Monday, December 4, 2017

Publishers Weekly Review of "Miracle"


Chanavia Haddock, illus. by Liz Amini-Holmes. BookBaby, $11.95 paper (24p) ISBN 978-1-48359-930-4
In a brisk, gentle poem, a brown-skinned girl named Piper Rose stays outside all day in the snow, waiting for a miracle: “Miracle miracle, where are you?/ I’ve searched and I’ve searched the whole day through.” Throughout, Amini-Holmes incorporates the word miracle into the landscape around Piper Rose: she perches on it pensively in the opening spread, and it later appears written in cloudlike letters in the sky, in the branches of a tree, and on the face of the sun. Piper doesn’t take much notice of any of these signs, and in the final pages, readers will understand that she’s holding out for a specific miracle: the appearance of the moon in the night sky. Though miracle is quite literally spelled out on each spread, it’s unclear whether Haddock aims to encourage readers to appreciate small, everyday miracles; the overall effect is that of a contemplative nursery rhyme. Piper Rose’s red coat and windblown, vibrantly striped scarf are an immediate draw in each of Amini-Holmes’s illustrations. The snowy scenes are all quite similar, but they exude a quiet, wintry peacefulness. Ages 4–8. (BookLife)
Reviewed on: 07/03/2017
Release date: 05/01/2017
Hardcover - 28 pages - 978-1-4835-8660-1

Chester Nez and the Unbreakable Code

Coming April 1, 2017 from Albert Whitman and Co. I am honored to have illustrated this timely and important story by Joseph Bruchac, the one of the most well regarded  authors of Native American stories 
As a young Navajo boy, Chester Nez had to leave the reservation and attend boarding school, where he was taught that his native language and culture were useless. But Chester refused to give up his heritage. Years later, during World War II, Chester—and other Navajo men like him—was recruited by the US Marines to use the Navajo language to create an unbreakable military code.
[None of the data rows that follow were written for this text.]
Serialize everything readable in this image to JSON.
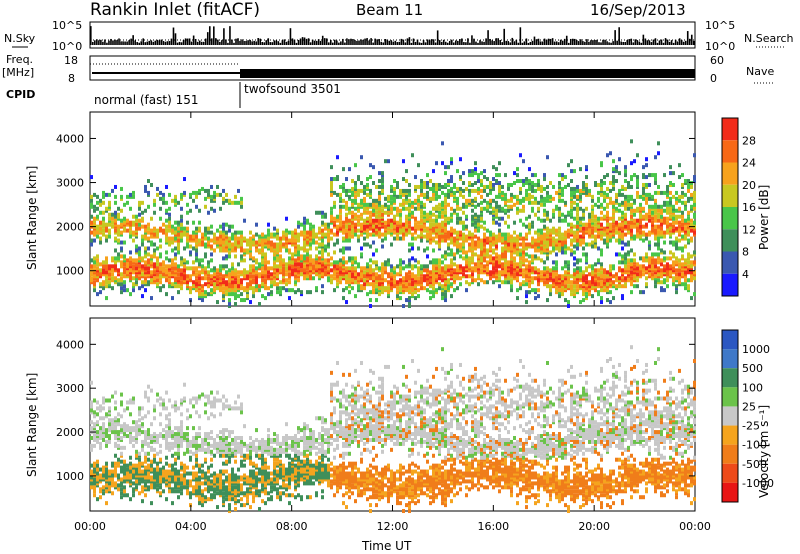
{
  "header": {
    "station": "Rankin Inlet (fitACF)",
    "beam": "Beam 11",
    "date": "16/Sep/2013"
  },
  "strip": {
    "nsky_label": "N.Sky",
    "nsearch_label": "N.Search",
    "freq_label": "Freq.",
    "freq_unit": "[MHz]",
    "nave_label": "Nave",
    "cpid_label": "CPID",
    "left_ticks_top": [
      "10^5",
      "10^0"
    ],
    "right_ticks_top": [
      "10^5",
      "10^0"
    ],
    "left_ticks_freq": [
      "18",
      "8"
    ],
    "right_ticks_nave": [
      "60",
      "0"
    ],
    "cpid_modes": [
      {
        "name": "normal (fast) 151",
        "start_hour": 0,
        "end_hour": 6
      },
      {
        "name": "twofsound 3501",
        "start_hour": 6,
        "end_hour": 24
      }
    ]
  },
  "axes": {
    "xlabel": "Time UT",
    "x_ticks": [
      "00:00",
      "04:00",
      "08:00",
      "12:00",
      "16:00",
      "20:00",
      "00:00"
    ],
    "ylabel": "Slant Range [km]",
    "y_ticks": [
      "1000",
      "2000",
      "3000",
      "4000"
    ]
  },
  "chart_data": [
    {
      "type": "heatmap",
      "name": "power",
      "colorbar_label": "Power [dB]",
      "colorbar_ticks": [
        "4",
        "8",
        "12",
        "16",
        "20",
        "24",
        "28"
      ],
      "colorbar_colors": [
        "#1a1aff",
        "#3a58b0",
        "#3f8f5a",
        "#49c649",
        "#c8c821",
        "#f7a21c",
        "#f76816",
        "#f22b1a"
      ],
      "xlim": [
        0,
        24
      ],
      "ylim": [
        200,
        4600
      ]
    },
    {
      "type": "heatmap",
      "name": "velocity",
      "colorbar_label": "Velocity [m s⁻¹]",
      "colorbar_ticks": [
        "1000",
        "500",
        "100",
        "25",
        "-25",
        "-100",
        "-500",
        "-1000"
      ],
      "colorbar_colors": [
        "#2b57c2",
        "#3f78c8",
        "#3f8f5a",
        "#6bc34a",
        "#c8c8c8",
        "#f5a41e",
        "#f07d1a",
        "#ee4a1a",
        "#e81515"
      ],
      "xlim": [
        0,
        24
      ],
      "ylim": [
        200,
        4600
      ]
    }
  ]
}
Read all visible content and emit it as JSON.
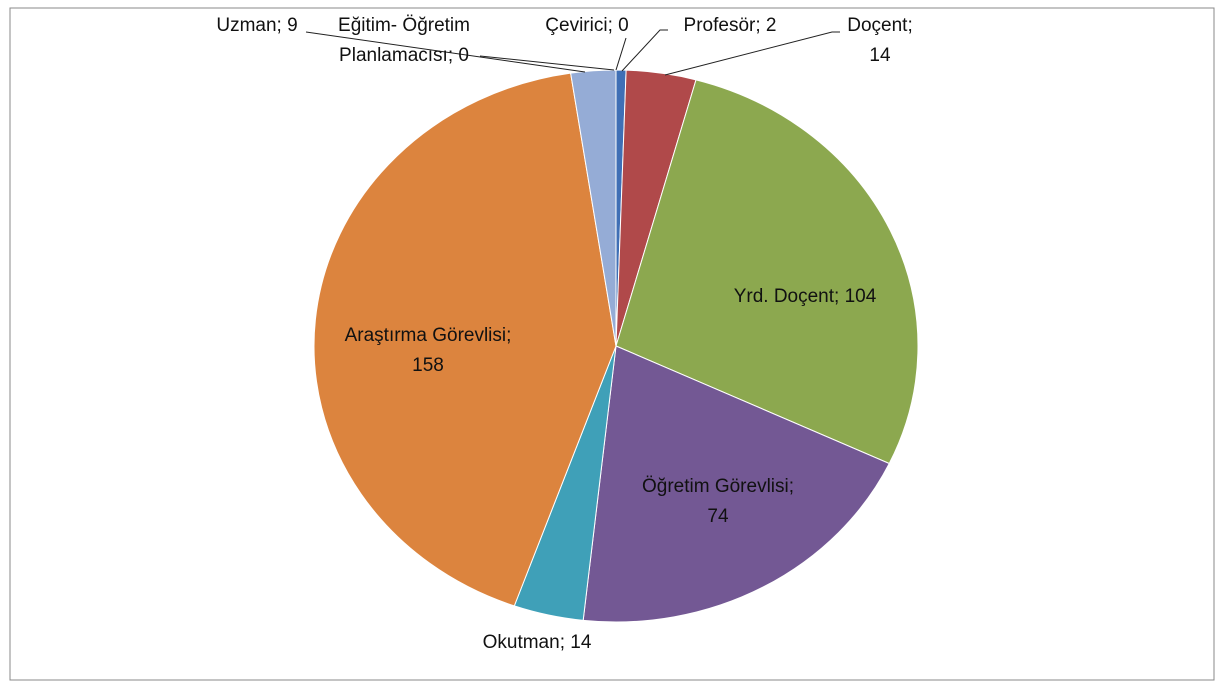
{
  "chart_data": {
    "type": "pie",
    "labels": [
      [
        "Profesör; 2"
      ],
      [
        "Doçent;",
        "14"
      ],
      [
        "Yrd. Doçent; 104"
      ],
      [
        "Öğretim Görevlisi;",
        "74"
      ],
      [
        "Okutman; 14"
      ],
      [
        "Araştırma Görevlisi;",
        "158"
      ],
      [
        "Uzman; 9"
      ],
      [
        "Eğitim- Öğretim",
        "Planlamacısı; 0"
      ],
      [
        "Çevirici; 0"
      ]
    ],
    "values": [
      2,
      14,
      104,
      74,
      14,
      158,
      9,
      0,
      0
    ],
    "colors": [
      "#3f6fb5",
      "#b0494a",
      "#8ca84f",
      "#735894",
      "#3fa0b8",
      "#dc843e",
      "#95acd6",
      "#8aa0c8",
      "#7a8fc0"
    ]
  }
}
Suddenly the language he had been told to forget was needed to fight a war. This powerful picture book biography contains backmatter including a timeline and a portion of the Navajo code, and also depicts the life of an original Navajo code talker while capturing the importance of heritage.

Sunday, July 9, 2017

New Book for Spring 2017- The Fantastical Children of Pond Kingdom

I am overjoyed to illustrate  Ruth Finnegan's picture book The Fantastical Children of Pond Kingdom published by Balestier Press-UK

Monday, February 27, 2017

Upcoming Book: Code Talkers picture book

I am very pleased to announce my new project for publishers Albert Whitman & Company. I will be illustrating Code Talkers by Joseph Bruchac out next spring. Code Talkers are little-known and only recently celebrated group of young Navajo men who created the secret code that led to the victory of World War Two. I am so fortunate to work on this book by illustrating this extraordinary story. I am again honored to bring indigenous peoples stories to light.